Un mystère à éclaircir

Malgré l’immense travail accompli par plusieurs générations d’historiens sur les écrits et la biographie du père Hennepin, on ne connaît aucun des événements les plus cruciaux de la vie de ce missionnaire, à commencer par sa date de naissance. Lequel des fils de Gaspard Henpin et de Norbertine Leleu, habitants d’Ath, a adopté le prénom de religion Louis sous lequel il signera tous ses ouvrages? Pourquoi ce sujet du royaume de France, religieux zélé, bien considéré et apprécié de ses supérieurs comme en témoigne son envoi en Nouvelle-France en 1675, finit-il par dédicacer un ouvrage à Guillaume III, roi d’Angleterre protestant, en 1697? Peut-on se suffire des explications que lui-même en donne? Comment se fait-il que la Description de la Louisiane, au demeurant très détaillée et précise sur nombre de détails géographiques ou temporels, soit restée muette sur près d’un mois de voyage? Louis Hennepin est-il un plagiaire, comme l’historien Pierre Margry l’a affirmé au 19e siècle?

Bien qu’elle procède d’un travail critique de longue haleine et s’appuie sur un vaste corpus de recherches historiques et littéraires antérieures, la lecture que je propose de la Nouvelle Découverte ne prétend pas répondre une fois pour toutes à l’ensemble de ces questions, mais suggère des pistes pour sortir des ornières du « vrai » et du « faux » et redonner ainsi un peu de « jeu » au texte. De fait, l’étude de l’œuvre de Louis Hennepin dans une perspective littéraire en dévoile une dimension insoupçonnée : celle du sous-entendu et du non-dit. Loin d’être un obstacle à la compréhension, les incohérences, les contradictions et les silences des textes du récollet permettent de décrypter, sous les conventions ou les intentions scripturales, une vérité travestie.

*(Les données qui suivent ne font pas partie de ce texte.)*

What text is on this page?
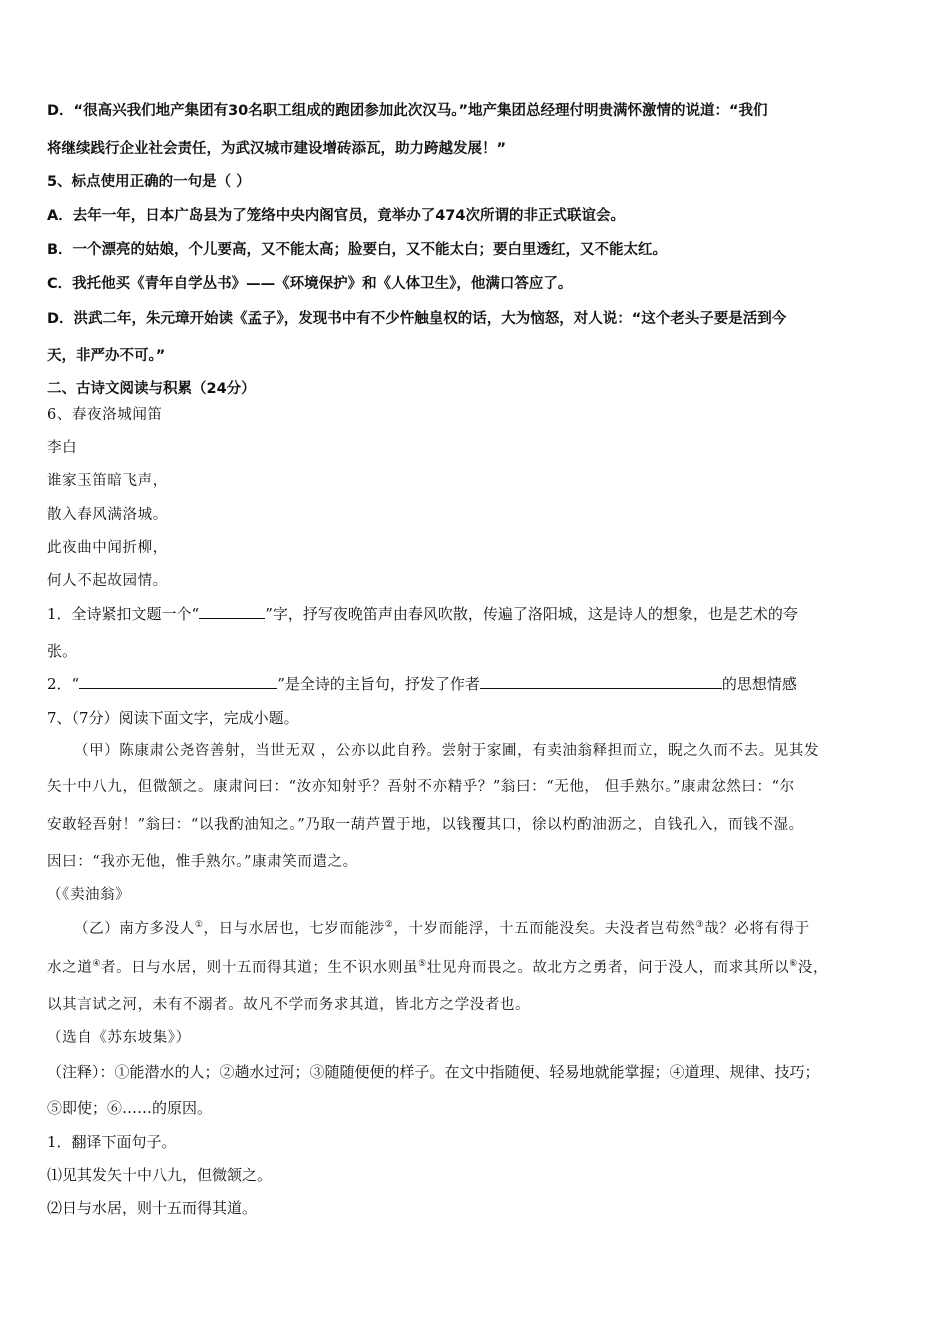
D．“很高兴我们地产集团有30名职工组成的跑团参加此次汉马。”地产集团总经理付明贵满怀激情的说道：“我们
将继续践行企业社会责任，为武汉城市建设增砖添瓦，助力跨越发展！”
5、标点使用正确的一句是（ ）
A．去年一年，日本广岛县为了笼络中央内阁官员，竟举办了474次所谓的非正式联谊会。
B．一个漂亮的姑娘，个儿要高，又不能太高；脸要白，又不能太白；要白里透红，又不能太红。
C．我托他买《青年自学丛书》——《环境保护》和《人体卫生》，他满口答应了。
D．洪武二年，朱元璋开始读《孟子》，发现书中有不少忤触皇权的话，大为恼怒，对人说：“这个老头子要是活到今
天，非严办不可。”
二、古诗文阅读与积累（24分）
6、春夜洛城闻笛
李白
谁家玉笛暗飞声，
散入春风满洛城。
此夜曲中闻折柳，
何人不起故园情。
1．全诗紧扣文题一个“	”字，抒写夜晚笛声由春风吹散，传遍了洛阳城，这是诗人的想象，也是艺术的夸
张。
2．“	”是全诗的主旨句，抒发了作者	的思想情感
7、（7分）阅读下面文字，完成小题。
（甲）陈康肃公尧咨善射，当世无双 ，公亦以此自矜。尝射于家圃，有卖油翁释担而立，睨之久而不去。见其发
矢十中八九，但微颔之。康肃问曰：“汝亦知射乎？吾射不亦精乎？”翁曰：“无他， 但手熟尔。”康肃忿然曰：“尔
安敢轻吾射！”翁曰：“以我酌油知之。”乃取一葫芦置于地，以钱覆其口，徐以杓酌油沥之，自钱孔入，而钱不湿。
因曰：“我亦无他，惟手熟尔。”康肃笑而遣之。
（《卖油翁》
（乙）南方多没人①，日与水居也，七岁而能涉②，十岁而能浮，十五而能没矣。夫没者岂苟然③哉？必将有得于
水之道④者。日与水居，则十五而得其道；生不识水则虽⑤壮见舟而畏之。故北方之勇者，问于没人，而求其所以⑥没，
以其言试之河，未有不溺者。故凡不学而务求其道，皆北方之学没者也。
（选自《苏东坡集》）
（注释）：①能潜水的人；②趟水过河；③随随便便的样子。在文中指随便、轻易地就能掌握；④道理、规律、技巧；
⑤即使；⑥……的原因。
1．翻译下面句子。
⑴见其发矢十中八九，但微颔之。
⑵日与水居，则十五而得其道。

La relecture de Louis Hennepin ouvre sur une nouvelle interprétation de l’ensemble du corpus publié et manuscrit entourant l’exploration louisianaise par Cavelier de La Salle, y compris la correspondance officielle entre la France et sa colonie et les procès-verbaux rendant compte des démarches diplomatiques iroquoises auprès d’Onontio à partir des années 1680 : en mettant en lumière les procédés et les ressorts de ces textes ou les enjeux rhétoriques, voire politiques, de l’écriture, nous voyons s’estomper la marge entre « vérité » et « mensonge » et nous pouvons entrevoir une version de l’histoire de cette époque charnière dégagée des présupposés coloniaux dans lesquels la recherche historique s’est longtemps empêtrée.

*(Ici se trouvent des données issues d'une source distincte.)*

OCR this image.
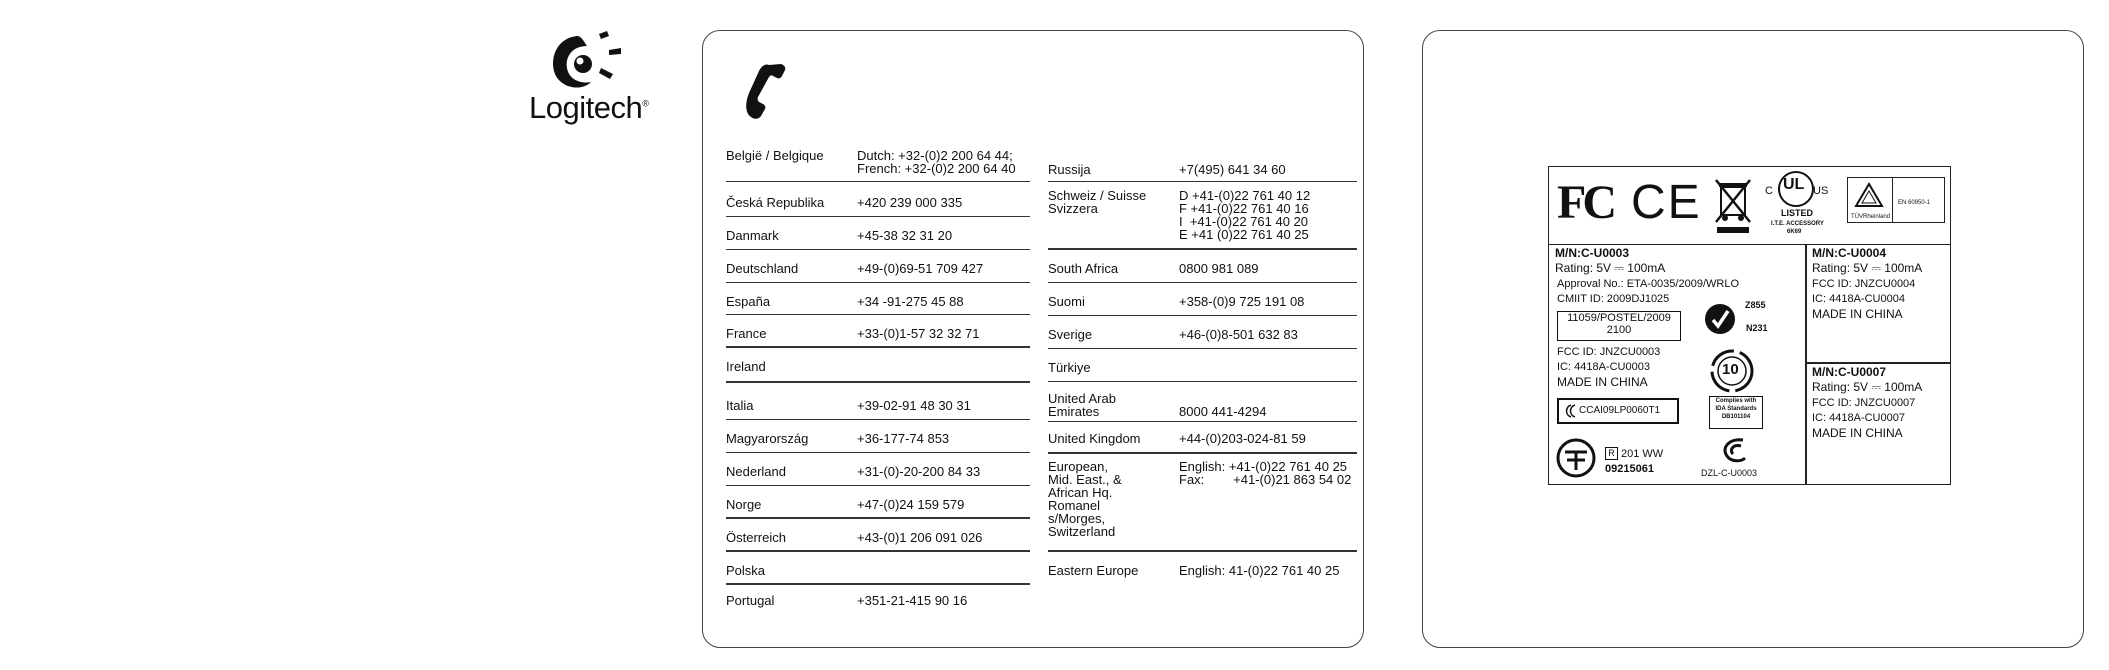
Logitech®
België / Belgique	Dutch: +32-(0)2 200 64 44;
French: +32-(0)2 200 64 40
Česká Republika	+420 239 000 335
Danmark	+45-38 32 31 20
Deutschland	+49-(0)69-51 709 427
España	+34 -91-275 45 88
France	+33-(0)1-57 32 32 71
Ireland
Italia	+39-02-91 48 30 31
Magyarország	+36-177-74 853
Nederland	+31-(0)-20-200 84 33
Norge	+47-(0)24 159 579
Österreich	+43-(0)1 206 091 026
Polska
Portugal	+351-21-415 90 16
Russija	+7(495) 641 34 60
Schweiz / Suisse
Svizzera
D +41-(0)22 761 40 12
F +41-(0)22 761 40 16
I  +41-(0)22 761 40 20
E +41 (0)22 761 40 25
South Africa	0800 981 089
Suomi	+358-(0)9 725 191 08
Sverige	+46-(0)8-501 632 83
Türkiye
United Arab
Emirates	
8000 441-4294
United Kingdom	+44-(0)203-024-81 59
European,
Mid. East., &
African Hq.
Romanel
s/Morges,
Switzerland
English: +41-(0)22 761 40 25
Fax:        +41-(0)21 863 54 02
Eastern Europe	English: 41-(0)22 761 40 25
FC CE	UL
C	US
LISTED
I.T.E. ACCESSORY
6K69
TÜVRheinland
EN 60950-1
M/N:C-U0003
Rating: 5V ⎓ 100mA
Approval No.: ETA-0035/2009/WRLO
CMIIT ID: 2009DJ1025
11059/POSTEL/2009
2100
FCC ID: JNZCU0003
IC: 4418A-CU0003
MADE IN CHINA
CCAI09LP0060T1
Z855
N231
10
Complies with
IDA Standards
DB101104
R 201 WW
09215061	DZL-C-U0003
M/N:C-U0004
Rating: 5V ⎓ 100mA
FCC ID: JNZCU0004
IC: 4418A-CU0004
MADE IN CHINA
M/N:C-U0007
Rating: 5V ⎓ 100mA
FCC ID: JNZCU0007
IC: 4418A-CU0007
MADE IN CHINA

Louis Hennepin, l’un des tout premiers voyageurs européens à avoir navigué sur le Mississippi, acteur fondamental et indocile de l’exploration de la Louisiane, témoin récalcitrant et inventif d’une vérité à lire entre les lignes, n’a pas fini de nous étonner.

Référence :

  • Hennepin, Louis (2012), Par-delà le Mississippi, texte établi, commenté et annoté par Catherine Broué, Toulouse, Les éditions Anacharsis, 368 p.

  • Catherine Broué
    Professeur·e d’université
    Université du Québec à Rimouski

    Catherine Broué est professeure au Département des lettres et humanités à l’Université du Québec à Rimouski. Les récits de voyage de l’époque de la Nouvelle-France ainsi que l’analyse de la parole rituelle diplomatique des Premières Nations telle qu’elle a été rapportée dans les documents écrits durant le Régime français constituent ses principaux axes de recherche. Parue sous le titre de Par-delà le Mississippi aux éditions Anacharsis en 2012, l’édition commentée et annotée de la Nouvelle Découverte du père Louis Hennepin remet à la disposition des lecteurs l’un des fleurons de la littérature de voyage du 17e siècle.